Gadkari himself, in a tweet the next morning, called the story “highly speculative,” but stopped short of dismissing it outright. In parliament, opposition parties called for a probe and a statement from the prime minister, disrupting proceedings for two days. The home minister, Rajnath Singh, denied the story, but this did not dissuade them. It was a strange situation: the opposition was protesting the surveillance of a ruling minister, while members of the ruling party seemed too scared to speak up.
The report of the bugging erupted against the background of persistent rumours that ministers were under surveillance by the prime minister’s office. A story circulated of how the environment minister, Prakash Javadekar, while on the way to the airport attired in jeans at the start of an official trip abroad, received a call telling him that he was dressed too casually.
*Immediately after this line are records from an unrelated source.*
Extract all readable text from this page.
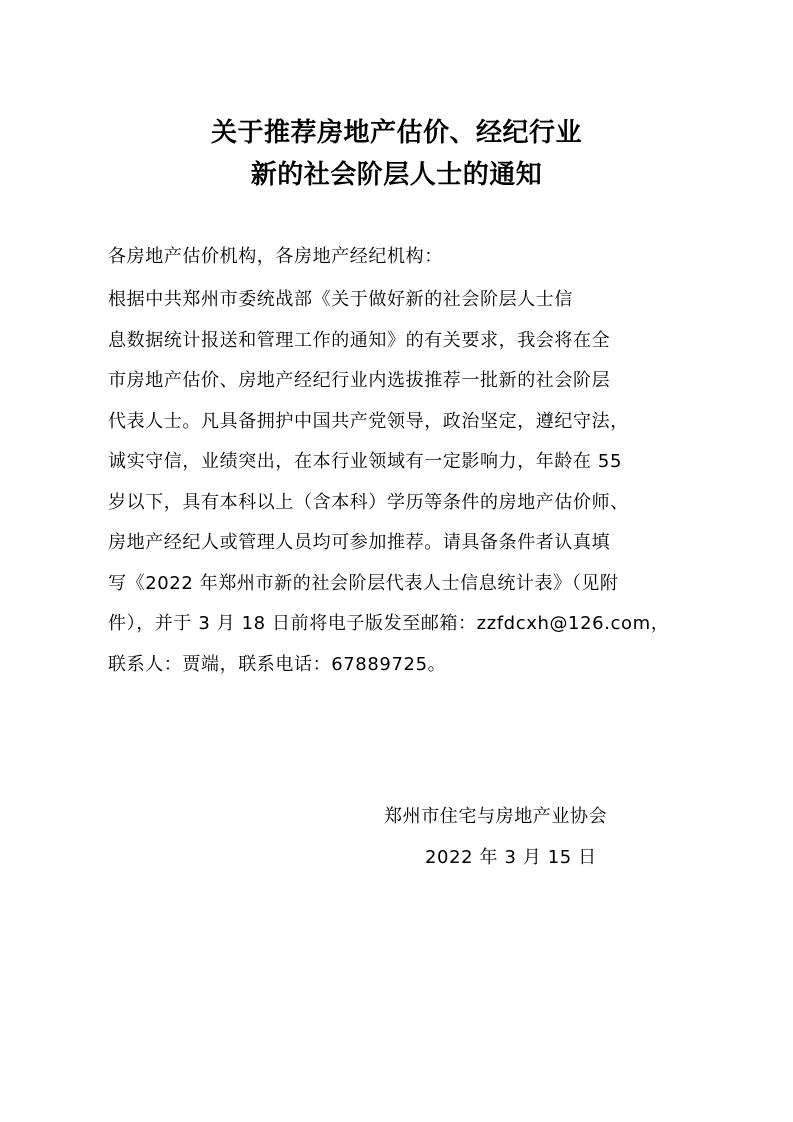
关于推荐房地产估价、经纪行业
新的社会阶层人士的通知
各房地产估价机构，各房地产经纪机构：
根据中共郑州市委统战部《关于做好新的社会阶层人士信
息数据统计报送和管理工作的通知》的有关要求，我会将在全
市房地产估价、房地产经纪行业内选拔推荐一批新的社会阶层
代表人士。凡具备拥护中国共产党领导，政治坚定，遵纪守法，
诚实守信，业绩突出，在本行业领域有一定影响力，年龄在 55
岁以下，具有本科以上（含本科）学历等条件的房地产估价师、
房地产经纪人或管理人员均可参加推荐。请具备条件者认真填
写《2022 年郑州市新的社会阶层代表人士信息统计表》（见附
件），并于 3 月 18 日前将电子版发至邮箱：zzfdcxh@126.com，
联系人：贾端，联系电话：67889725。
郑州市住宅与房地产业协会
2022 年 3 月 15 日
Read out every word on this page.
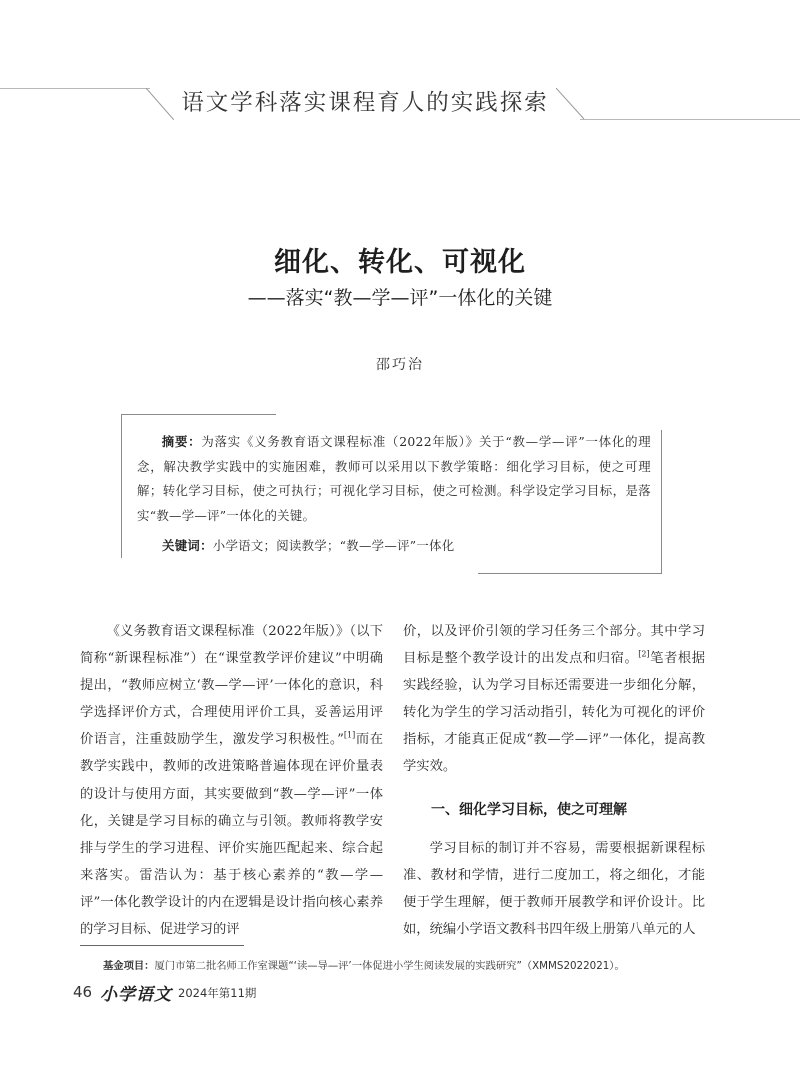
语文学科落实课程育人的实践探索
细化、转化、可视化
——落实“教—学—评”一体化的关键
邵巧治
摘要：为落实《义务教育语文课程标准（2022年版）》关于“教—学—评”一体化的理念，解决教学实践中的实施困难，教师可以采用以下教学策略：细化学习目标，使之可理解；转化学习目标，使之可执行；可视化学习目标，使之可检测。科学设定学习目标，是落实“教—学—评”一体化的关键。
关键词：小学语文；阅读教学；“教—学—评”一体化

《义务教育语文课程标准（2022年版）》（以下简称“新课程标准”）在“课堂教学评价建议”中明确提出，“教师应树立‘教—学—评’一体化的意识，科学选择评价方式，合理使用评价工具，妥善运用评价语言，注重鼓励学生，激发学习积极性。”[1]而在教学实践中，教师的改进策略普遍体现在评价量表的设计与使用方面，其实要做到“教—学—评”一体化，关键是学习目标的确立与引领。教师将教学安排与学生的学习进程、评价实施匹配起来、综合起来落实。雷浩认为：基于核心素养的“教—学—评”一体化教学设计的内在逻辑是设计指向核心素养的学习目标、促进学习的评

价，以及评价引领的学习任务三个部分。其中学习目标是整个教学设计的出发点和归宿。[2]笔者根据实践经验，认为学习目标还需要进一步细化分解，转化为学生的学习活动指引，转化为可视化的评价指标，才能真正促成“教—学—评”一体化，提高教学实效。

一、细化学习目标，使之可理解

学习目标的制订并不容易，需要根据新课程标准、教材和学情，进行二度加工，将之细化，才能便于学生理解，便于教师开展教学和评价设计。比如，统编小学语文教科书四年级上册第八单元的人

基金项目：厦门市第二批名师工作室课题“‘读—导—评’一体促进小学生阅读发展的实践研究”（XMMS2022021）。
46 小学语文 2024年第11期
In television debates on the bugging, the possibility of surveillance by the government or someone within the BJP cropped up time and again. Congress leaders pointed back to 2013, when there were allegations that Modi, as the chief minister of Gujarat, had put a woman under surveillance for no legally tenable reason. The Congress leader Digvijay Singh stated that Modi and Amit Shah—Modi’s main lieutenant, and his home minister when he ruled Gujarat—“have sort of had a record.”